Одним дуновением Платонида погасила троесвечник и, подперевшись рукою в бок, поковыляла к выходу. В дверях она обернулась к Коровину и отчетливо строго проговорила:
— Именем местоблюстительницы пресвитера здесь, велю: на послухе Калистрата поставить с Капитолиною. Аминь!
Коровин стоял среди погруженной в сумрак молельни и оторопело глядел на захлопнутую дверь. Хромая, кривобокая старушонка с глазами голодной волчицы, от случая к случаю поднимавшаяся в верхние покои и еще реже общавшаяся и с ним, и с самой странноприимицей, повторила дословно все, что поутру говорила ему Минодора, будто сидела за столом между отцом и дочерью. «Что это, если не ясновидение, не святость? — думал он, ощущая, как сохнет во рту. — Нет, что бы там ни толковал Трофим Фомич Юрков, а святые люди есть, они зримо ходят по земле. Сама сказала: елеем Христа помазанница. Такие словеса всякому не вымолвить, так говорят только по наитию свыше. Вот тебе, раб божий Прохор, и откровение. А ведь знал Платониду, почитай, тридцать годов, по молодости охальничал над ней, подтрунивал: мол, допрыгаешь, Платонида, по тайным обителям, родишь тринадцатого апостола, какого-нибудь Платона!
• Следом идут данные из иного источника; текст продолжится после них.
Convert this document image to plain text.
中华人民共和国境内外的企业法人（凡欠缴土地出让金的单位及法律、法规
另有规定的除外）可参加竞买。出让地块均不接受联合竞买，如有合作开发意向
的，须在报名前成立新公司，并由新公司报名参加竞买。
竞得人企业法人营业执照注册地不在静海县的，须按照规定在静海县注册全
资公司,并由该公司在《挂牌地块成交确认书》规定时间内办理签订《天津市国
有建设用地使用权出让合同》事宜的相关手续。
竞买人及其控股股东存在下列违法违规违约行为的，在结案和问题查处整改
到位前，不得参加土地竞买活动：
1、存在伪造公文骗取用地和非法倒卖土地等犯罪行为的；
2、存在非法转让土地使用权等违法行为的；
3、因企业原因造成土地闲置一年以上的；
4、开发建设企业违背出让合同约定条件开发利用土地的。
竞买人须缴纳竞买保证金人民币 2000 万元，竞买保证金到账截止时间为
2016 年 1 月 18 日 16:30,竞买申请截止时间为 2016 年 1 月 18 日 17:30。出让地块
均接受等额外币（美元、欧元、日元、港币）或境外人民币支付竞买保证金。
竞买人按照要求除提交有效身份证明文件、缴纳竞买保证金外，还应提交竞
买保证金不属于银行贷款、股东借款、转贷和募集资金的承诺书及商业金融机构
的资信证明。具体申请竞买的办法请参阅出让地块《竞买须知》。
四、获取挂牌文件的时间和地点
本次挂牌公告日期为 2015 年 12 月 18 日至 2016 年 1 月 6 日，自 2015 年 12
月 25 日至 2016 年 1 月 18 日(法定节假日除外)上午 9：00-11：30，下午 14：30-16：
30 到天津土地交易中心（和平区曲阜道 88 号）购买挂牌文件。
И если бы только подтрунивал, а то ведь сам сгорал от похоти к ней, страстно желал ее как безобразного урода, как чудовище. Слава богу, что отринула! Еще той зимой, когда нарождались колхозы, собирался уморить ее в бане, подложил в угли вереску. Хотел потешиться, наглядеться, как станет хромоножка корчиться возле бани на снегу. Не пошла!.. Неужели тогда уже ясновидела?.. Господи Иисусе Христе, грехи-то какие! Ад ведь, ад без дна и без покрова! Придется прощения просить, благословения вымолить — не согрешивый, мол, не спасется. Да молиться, молиться надо денно и нощно, колени в струпья измочалить, чтобы на лбу короста кровоточила, жёлудем питаться, язвительные вериги надеть, в смертном саване странствовать, да с гробом, с гробом за плечами!»
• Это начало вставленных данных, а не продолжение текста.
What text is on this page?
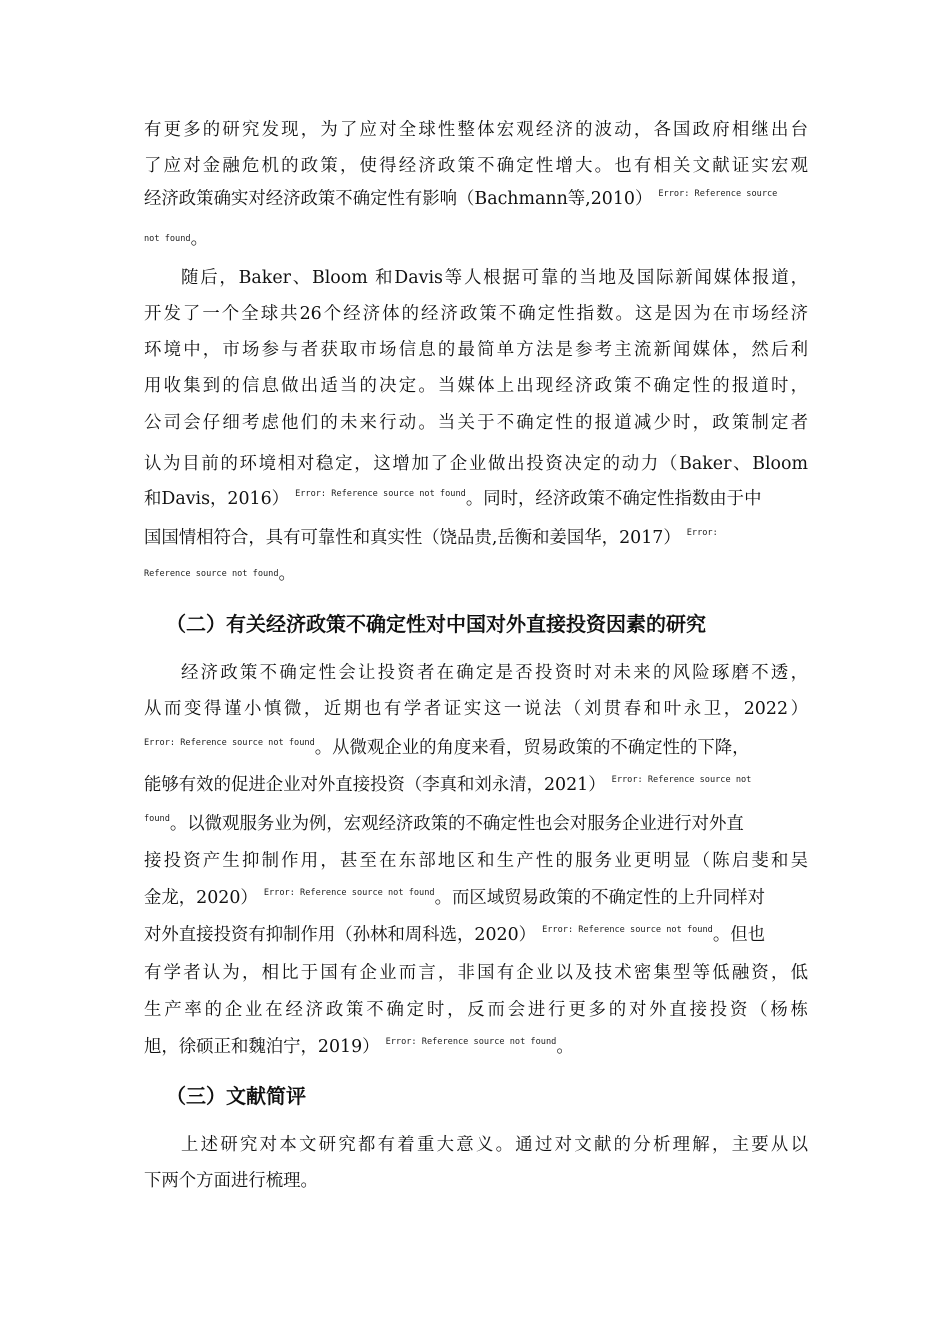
有更多的研究发现，为了应对全球性整体宏观经济的波动，各国政府相继出台
了应对金融危机的政策，使得经济政策不确定性增大。也有相关文献证实宏观
经济政策确实对经济政策不确定性有影响（Bachmann等,2010） $^{Error: Reference source}$
not found。
随后，Baker、Bloom 和Davis等人根据可靠的当地及国际新闻媒体报道，
开发了一个全球共26个经济体的经济政策不确定性指数。这是因为在市场经济
环境中，市场参与者获取市场信息的最简单方法是参考主流新闻媒体，然后利
用收集到的信息做出适当的决定。当媒体上出现经济政策不确定性的报道时，
公司会仔细考虑他们的未来行动。当关于不确定性的报道减少时，政策制定者
认为目前的环境相对稳定，这增加了企业做出投资决定的动力（Baker、Bloom
和Davis，2016） $^{Error: Reference source not found}$。同时，经济政策不确定性指数由于中
国国情相符合，具有可靠性和真实性（饶品贵,岳衡和姜国华，2017） $^{Error:}$
Reference source not found。
（二）有关经济政策不确定性对中国对外直接投资因素的研究
经济政策不确定性会让投资者在确定是否投资时对未来的风险琢磨不透，
从而变得谨小慎微，近期也有学者证实这一说法（刘贯春和叶永卫，2022）
$^{Error: Reference source not found}$。从微观企业的角度来看，贸易政策的不确定性的下降，
能够有效的促进企业对外直接投资（李真和刘永清，2021） $^{Error: Reference source not}$
$^{found}$。以微观服务业为例，宏观经济政策的不确定性也会对服务企业进行对外直
接投资产生抑制作用，甚至在东部地区和生产性的服务业更明显（陈启斐和吴
金龙，2020） $^{Error: Reference source not found}$。而区域贸易政策的不确定性的上升同样对
对外直接投资有抑制作用（孙林和周科选，2020） $^{Error: Reference source not found}$。但也
有学者认为，相比于国有企业而言，非国有企业以及技术密集型等低融资，低
生产率的企业在经济政策不确定时，反而会进行更多的对外直接投资（杨栋
旭，徐硕正和魏泊宁，2019） $^{Error: Reference source not found}$。
（三）文献简评
上述研究对本文研究都有着重大意义。通过对文献的分析理解，主要从以
下两个方面进行梳理。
Коровина с такой силой охватило чувство самоуничижения и подвижничества, что в задумчивости он не заметил, как открылась дверь молельни и на пороге появилась молодая девушка. Глупо ухмыляясь бледным костлявым лицом, она некоторое время смотрела на Коровина, потом звонко шлепнула ладонями по бедрам и прокричала:
— Куд-кудах!.. Прошка, медведь полосатый, чё стоишь да шопчешша?.. Выдь, погляди, куды солнышко-то упороло. Хозяйка придет, чё забает? Буди ораву да айда на двор!
— А-а, Варёнка? Иди-ка, чего скажу…
— Не пойду, ты и подля иконов шшокотишь!
— Полудурье!..
С Коровина мигом слетело благостное настроение. Он подскочил к девушке, стиснул ее обвислое худое плечо в своих пальцах, проворно втащил в молельню и запер дверь.
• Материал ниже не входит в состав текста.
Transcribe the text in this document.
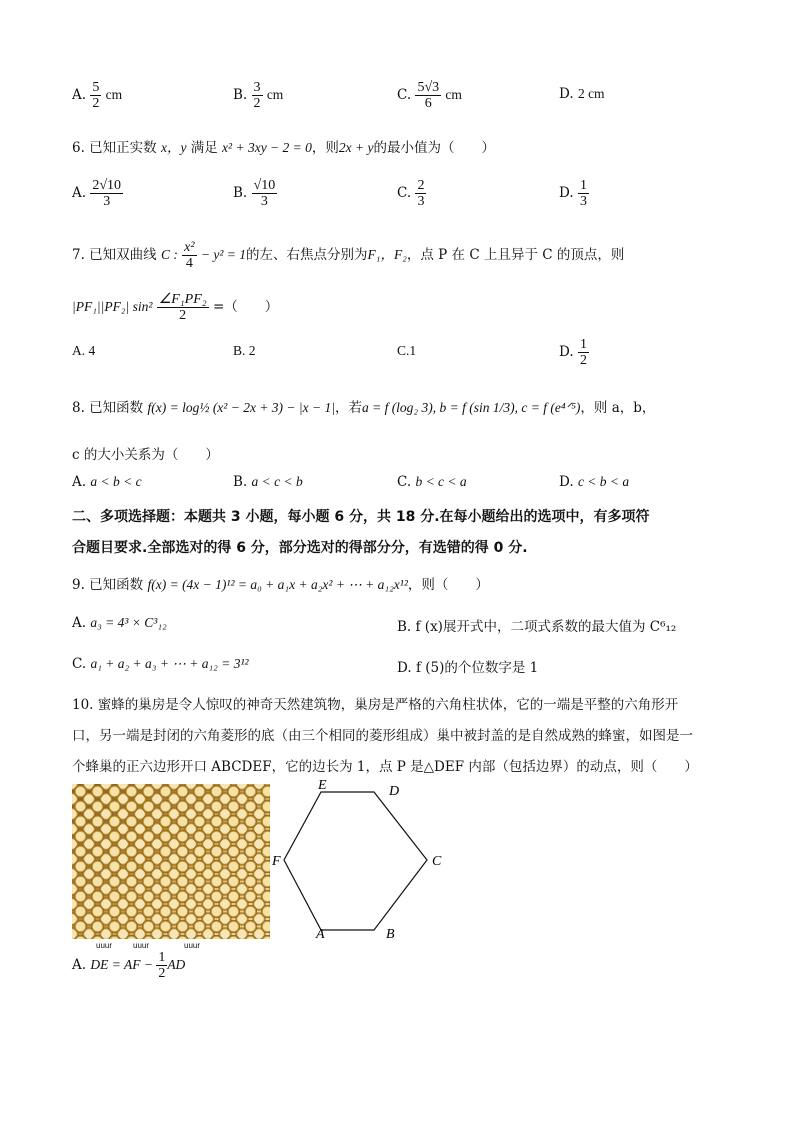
A. $\frac{5}{2}$ cm	B. $\frac{3}{2}$ cm	C. $\frac{5√3}{6}$ cm	D. 2 cm
6. 已知正实数 x，y 满足 x² + 3xy − 2 = 0，则2x + y的最小值为（　　）
A. $\frac{2√10}{3}$	B. $\frac{√10}{3}$	C. $\frac{2}{3}$	D. $\frac{1}{3}$
7. 已知双曲线 C : $\frac{\text{x²}}{4} - y^2 = 1$的左、右焦点分别为F₁，F₂，点 P 在 C 上且异于 C 的顶点，则
|PF₁||PF₂| $\sin^2 \frac{\text{∠F₁PF₂}}{2}$ =（　　）
A. 4	B. 2	C.1	D. $\frac{1}{2}$
8. 已知函数 f(x) = log½ (x² − 2x + 3) − |x − 1|，若a = f (log₂ 3), b = f (sin 1/3), c = f (e⁴ᐟ⁵)，则 a，b，
c 的大小关系为（　　）
A. a < b < c	B. a < c < b	C. b < c < a	D. c < b < a
二、多项选择题：本题共 3 小题，每小题 6 分，共 18 分.在每小题给出的选项中，有多项符
合题目要求.全部选对的得 6 分，部分选对的得部分分，有选错的得 0 分.
9. 已知函数 f(x) = (4x − 1)¹² = a₀ + a₁x + a₂x² + ⋯ + a₁₂x¹²，则（　　）
A. a₃ = 4³ × C³₁₂	B. f (x)展开式中，二项式系数的最大值为 C⁶₁₂
C. a₁ + a₂ + a₃ + ⋯ + a₁₂ = 3¹²	D. f (5)的个位数字是 1
10. 蜜蜂的巢房是令人惊叹的神奇天然建筑物，巢房是严格的六角柱状体，它的一端是平整的六角形开
口，另一端是封闭的六角菱形的底（由三个相同的菱形组成）巢中被封盖的是自然成熟的蜂蜜，如图是一
个蜂巢的正六边形开口 ABCDEF，它的边长为 1，点 P 是△DEF 内部（包括边界）的动点，则（　　）
E	D
C
F
A	B
uuur	uuur	uuur
A. DE = AF − $\frac{1}{2}$ AD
— Слушай, Варвара, да на ус мотай, — вполголоса заговорил он, не разжимая пальцев, хотя девушка пригибалась все ниже и ниже к полу. — Покуда я Гурию, Неониле да Капитолине во дворе послух даю, ты разбуди Калистрата. Скажи ему, чтобы брал лопату, топор и шел на погреб. Скажи, там Капка ждет… Ну?
— Хозяйка шкуру сдерет…
— Заступлюсь, — значительно произнес Коровин, разжимая пальцы. — А тебе преполную чашку варенья накладу и вот этакий кус хлеба отрежу.
— Омманешь!..
— Но если скажешь Минодоре, медведю отдам!
Девушка вздрогнула всем телом.
— Иди, Варёнка, делай.
Варвара была коми-пермячкой и выросла в прикамских
Так Варёнка при помощи старика Коровина служила надежным щитом для проделок странноприимицы.
Маленькая, худая, будто слепленная из сучковатых палок, с белыми и косматыми, как нечесаный лен, волосами, вечно голодная, снующая по дому и двору. Варёнка обладала действительно золотыми руками и какой-то дикой, неистощимой энергией в работе. Беззащитная и безответная, она была здесь рабою рабов.
— Варёнушка, помой мои обутки, — сказала вчера Неонила, передав Агапиту на попечение Платониды. — И одежду почисть. Беленький сухарик подарю… Устала я до смертушки!
Неониле не потребовалось повторять свою просьбу: девушка приняла ее как приказ и немедля сделала все.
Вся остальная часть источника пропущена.